5. It’s good for the environment!
First of all, yay, we made it to 5! Second of all, I saved the best for last.
This one’s easy and my eyes are drying up writing this so I won’t waste your time. Fast fashion is wasteful. I love H&M, Zara, Bershka, Nasty Gal, etc. I love these brands for their style but I am aware of the disregard for ethics where production is concerned and I am aware of the cost to the environment. I understood this on a more up close perspective last summer when I found myself visiting multiple H&Ms all across Germany and saw just how alike they are, I saw how similar their layouts are, how they have the exact same things in abundance all across stores. Things I didn’t buy in one store because I thought they were too expensive would crop up in another one to torture me.

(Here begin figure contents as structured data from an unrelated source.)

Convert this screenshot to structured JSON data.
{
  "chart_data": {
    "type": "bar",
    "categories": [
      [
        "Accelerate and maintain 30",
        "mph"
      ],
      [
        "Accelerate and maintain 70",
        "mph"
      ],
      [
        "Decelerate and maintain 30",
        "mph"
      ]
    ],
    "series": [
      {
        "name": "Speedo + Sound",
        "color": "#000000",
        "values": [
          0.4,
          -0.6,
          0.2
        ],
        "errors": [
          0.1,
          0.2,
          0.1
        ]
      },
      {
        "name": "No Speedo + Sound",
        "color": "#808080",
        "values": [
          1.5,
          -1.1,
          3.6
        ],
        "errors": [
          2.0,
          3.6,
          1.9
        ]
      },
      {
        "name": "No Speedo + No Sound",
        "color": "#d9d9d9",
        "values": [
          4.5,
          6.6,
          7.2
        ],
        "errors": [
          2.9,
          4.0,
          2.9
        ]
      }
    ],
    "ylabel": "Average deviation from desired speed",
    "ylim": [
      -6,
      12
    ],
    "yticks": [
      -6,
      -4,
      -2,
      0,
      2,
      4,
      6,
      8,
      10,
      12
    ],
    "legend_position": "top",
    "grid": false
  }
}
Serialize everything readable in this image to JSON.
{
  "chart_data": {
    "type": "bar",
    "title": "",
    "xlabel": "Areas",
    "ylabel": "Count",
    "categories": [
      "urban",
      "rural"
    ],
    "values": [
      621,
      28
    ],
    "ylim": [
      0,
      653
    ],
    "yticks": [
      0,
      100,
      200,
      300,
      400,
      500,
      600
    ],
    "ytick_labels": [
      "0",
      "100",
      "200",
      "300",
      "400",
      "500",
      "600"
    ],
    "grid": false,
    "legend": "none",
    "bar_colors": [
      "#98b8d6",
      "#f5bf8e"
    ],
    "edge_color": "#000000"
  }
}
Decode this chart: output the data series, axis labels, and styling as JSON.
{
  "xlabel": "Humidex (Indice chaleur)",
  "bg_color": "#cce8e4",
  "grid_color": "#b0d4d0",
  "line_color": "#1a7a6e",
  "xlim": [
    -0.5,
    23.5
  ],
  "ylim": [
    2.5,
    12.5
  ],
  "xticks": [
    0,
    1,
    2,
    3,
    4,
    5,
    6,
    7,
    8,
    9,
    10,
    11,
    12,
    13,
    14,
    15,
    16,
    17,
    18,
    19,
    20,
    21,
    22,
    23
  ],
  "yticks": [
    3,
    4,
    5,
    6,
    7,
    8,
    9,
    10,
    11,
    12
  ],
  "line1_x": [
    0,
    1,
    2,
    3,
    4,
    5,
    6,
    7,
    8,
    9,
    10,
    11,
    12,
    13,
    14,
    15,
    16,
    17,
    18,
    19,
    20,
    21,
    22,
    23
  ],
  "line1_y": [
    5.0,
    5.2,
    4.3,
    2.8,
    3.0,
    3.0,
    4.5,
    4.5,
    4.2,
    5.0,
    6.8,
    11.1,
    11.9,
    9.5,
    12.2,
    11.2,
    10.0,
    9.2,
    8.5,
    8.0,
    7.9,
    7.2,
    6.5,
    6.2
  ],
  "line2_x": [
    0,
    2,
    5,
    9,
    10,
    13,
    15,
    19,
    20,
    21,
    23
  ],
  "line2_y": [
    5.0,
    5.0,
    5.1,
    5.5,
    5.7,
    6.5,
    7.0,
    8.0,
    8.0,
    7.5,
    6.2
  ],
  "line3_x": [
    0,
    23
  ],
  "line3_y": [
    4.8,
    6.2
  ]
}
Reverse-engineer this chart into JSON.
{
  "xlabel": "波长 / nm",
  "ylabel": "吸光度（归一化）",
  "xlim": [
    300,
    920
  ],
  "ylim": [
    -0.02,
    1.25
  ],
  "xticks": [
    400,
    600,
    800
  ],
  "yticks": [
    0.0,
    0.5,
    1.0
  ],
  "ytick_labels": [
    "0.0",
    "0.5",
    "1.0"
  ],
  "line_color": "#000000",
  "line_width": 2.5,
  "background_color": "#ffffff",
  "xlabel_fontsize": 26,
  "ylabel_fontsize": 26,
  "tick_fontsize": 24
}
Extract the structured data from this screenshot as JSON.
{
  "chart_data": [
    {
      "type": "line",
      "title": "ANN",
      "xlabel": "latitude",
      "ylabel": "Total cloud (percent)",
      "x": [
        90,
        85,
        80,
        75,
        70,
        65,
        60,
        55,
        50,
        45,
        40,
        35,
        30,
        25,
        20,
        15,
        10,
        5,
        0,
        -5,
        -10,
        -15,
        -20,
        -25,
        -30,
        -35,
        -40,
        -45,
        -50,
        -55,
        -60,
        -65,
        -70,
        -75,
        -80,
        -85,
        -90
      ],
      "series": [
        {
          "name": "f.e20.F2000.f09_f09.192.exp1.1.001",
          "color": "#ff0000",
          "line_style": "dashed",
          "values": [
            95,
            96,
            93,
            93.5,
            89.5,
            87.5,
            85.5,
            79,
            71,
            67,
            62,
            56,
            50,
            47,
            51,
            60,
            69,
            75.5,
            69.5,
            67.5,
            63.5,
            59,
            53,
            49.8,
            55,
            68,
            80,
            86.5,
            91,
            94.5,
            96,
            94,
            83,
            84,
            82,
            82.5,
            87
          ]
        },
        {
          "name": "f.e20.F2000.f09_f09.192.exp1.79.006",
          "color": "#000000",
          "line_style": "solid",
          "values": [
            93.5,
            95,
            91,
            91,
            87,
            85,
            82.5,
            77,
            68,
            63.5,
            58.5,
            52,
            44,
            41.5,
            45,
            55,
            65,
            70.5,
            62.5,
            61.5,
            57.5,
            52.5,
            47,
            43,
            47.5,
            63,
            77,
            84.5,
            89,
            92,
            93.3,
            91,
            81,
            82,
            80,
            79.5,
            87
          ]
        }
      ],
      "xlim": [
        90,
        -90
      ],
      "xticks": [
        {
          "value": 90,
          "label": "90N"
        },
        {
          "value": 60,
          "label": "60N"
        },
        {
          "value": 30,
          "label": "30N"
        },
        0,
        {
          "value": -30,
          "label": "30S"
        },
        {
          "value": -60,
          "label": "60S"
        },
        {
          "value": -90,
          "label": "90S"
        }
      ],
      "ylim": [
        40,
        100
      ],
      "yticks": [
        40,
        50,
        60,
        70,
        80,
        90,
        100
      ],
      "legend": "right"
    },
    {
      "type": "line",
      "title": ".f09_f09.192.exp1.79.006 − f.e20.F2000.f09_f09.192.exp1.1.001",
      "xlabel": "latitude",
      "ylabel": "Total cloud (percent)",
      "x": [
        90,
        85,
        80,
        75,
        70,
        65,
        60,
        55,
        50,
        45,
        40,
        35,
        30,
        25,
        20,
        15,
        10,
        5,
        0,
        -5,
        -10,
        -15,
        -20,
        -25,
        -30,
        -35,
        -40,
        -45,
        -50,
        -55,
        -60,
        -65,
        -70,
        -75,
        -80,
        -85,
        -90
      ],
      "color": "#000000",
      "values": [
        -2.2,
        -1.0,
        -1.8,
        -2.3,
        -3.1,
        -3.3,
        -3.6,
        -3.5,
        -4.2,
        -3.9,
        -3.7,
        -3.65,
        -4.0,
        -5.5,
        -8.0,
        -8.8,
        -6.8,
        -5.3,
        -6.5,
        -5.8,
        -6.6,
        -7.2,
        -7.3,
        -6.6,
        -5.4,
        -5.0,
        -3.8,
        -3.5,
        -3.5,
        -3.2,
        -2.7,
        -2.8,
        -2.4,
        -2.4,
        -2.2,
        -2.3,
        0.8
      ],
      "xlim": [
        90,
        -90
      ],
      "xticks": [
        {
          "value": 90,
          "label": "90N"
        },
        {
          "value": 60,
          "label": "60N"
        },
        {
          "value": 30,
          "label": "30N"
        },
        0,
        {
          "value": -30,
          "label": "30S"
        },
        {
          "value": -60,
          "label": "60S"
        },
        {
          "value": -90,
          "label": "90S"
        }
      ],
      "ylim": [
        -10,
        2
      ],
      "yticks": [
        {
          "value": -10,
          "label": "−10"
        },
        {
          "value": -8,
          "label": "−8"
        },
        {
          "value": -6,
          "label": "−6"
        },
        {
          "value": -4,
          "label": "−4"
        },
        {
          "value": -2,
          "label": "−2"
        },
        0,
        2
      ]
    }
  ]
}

There’s so much of this stuff being made and so much that isn’t bought, where does all that clothing go? It’s definitely not going back to the underage, underpaid workers who are directly responsible for the production of these clothes.
Aside from the way that fast fashion culture directly and very obviously links to waste, the production of these clothes in response to meeting certain production quotas has a damaging effect on the environment. Clothes these days are made with synthetic fibre, these are not renewable materials, they are not biodegradable. They are made from non-renewable resources that through our washers, find their way into our water, into the bodies of fish ultimately polluting the food chain.
Thrifting promotes a sense of environmental consciousness. Once you get over the irrational fear of wearing someone else’s clothes, you start to lean more into the environmental pros; which make the whole experience far more enjoyable and leaves a good taste in your mouth.
All in all, I think its important for people; especially as they get older, to adopt new patterns and lifestyles that not only reflect on us, but leave behind some kind of positive and recognisable impact on the world.
Also did I mention I got some cute stuff from ATC last weekend?